Tips For Helping Your Senior Pet Stay Active

Step-ups. Encourage your pet to put both front feet up on one step. Doing so will shift his weight to the hind legs. Hold this position for up to 60 seconds. As your pet becomes stronger and more comfortable with this exercise—and if his size allows it—see if he can reach the next step up to increase the level of difficulty.


Cats can be a little more difficult to exercise because we can’t always just take them for a walk. We have to be creative and sometimes trick them into exercise. Of course, many cats are playful, so be sure to have feathers on a stick or laser pointers for them to chase. A great way to help your cat burn extra calories is to take his daily food portion and divide it into several bowls placed around the house. Your cat will have to go from room to room to search out his food, and if he is healthy enough, consider placing food dishes on elevated platforms that will require mental and physical challenge. Start this process by adding just one extra bowl so your cat gets used to the idea of “hunting” for his food. Alternatively, you can toss each kibble across the floor to encourage your pet to get up and walk for his meal.

Increase the Challenge

Senior pets need to exercise their minds as well as their bodies. Making obstacle courses with simple household objects can be a fun way to stimulate your pet cognitively and improve neurologic and muscle control. You can coax him to step over a garden hose fashioned in a serpent pattern in the backyard. Broom handles or pool noodles also work well.

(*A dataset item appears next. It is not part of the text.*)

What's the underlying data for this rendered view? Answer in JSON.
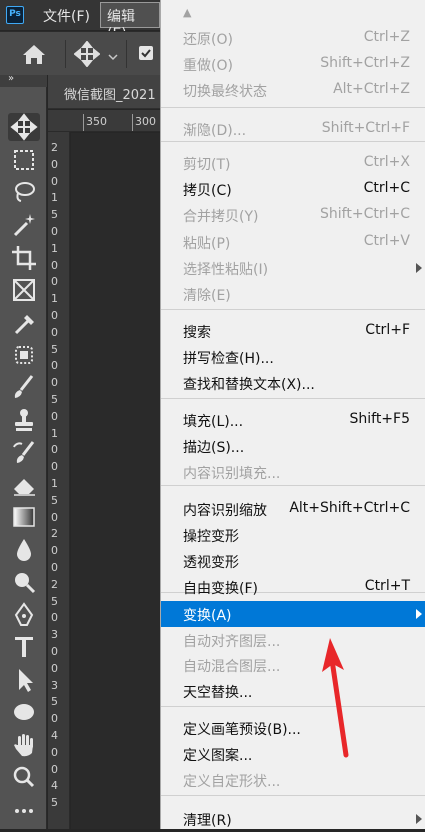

If your pet is already at a good fitness level, add some new activities into your routine. If your veterinarian says it’s okay, consider rally events, agility classes, tracking, or field events.

Finally, if physical injuries are preventing your pet from getting the exercise he needs, ask your vet about rehabilitation services. Veterinarians who specialize in rehabilitation may be able to help your pet by reducing discomfort and boosting strength and flexibility. These doctors can use a wide variety of methods — including joint mobilization, massage, stretching, laser therapy, and acupuncture — to help get your golden guy up and moving again. Find a veterinarian who is certified in canine rehabilitation at the American Association of Rehabilitation Veterinarians website.

Enjoy Bonding Together

Having a good exercise routine for your pet can be rewarding for you too. It will help strengthen the bond you share with your pet, and let’s face it, most of us could benefit from a little more daily exercise in our own routine.It’s a win-win!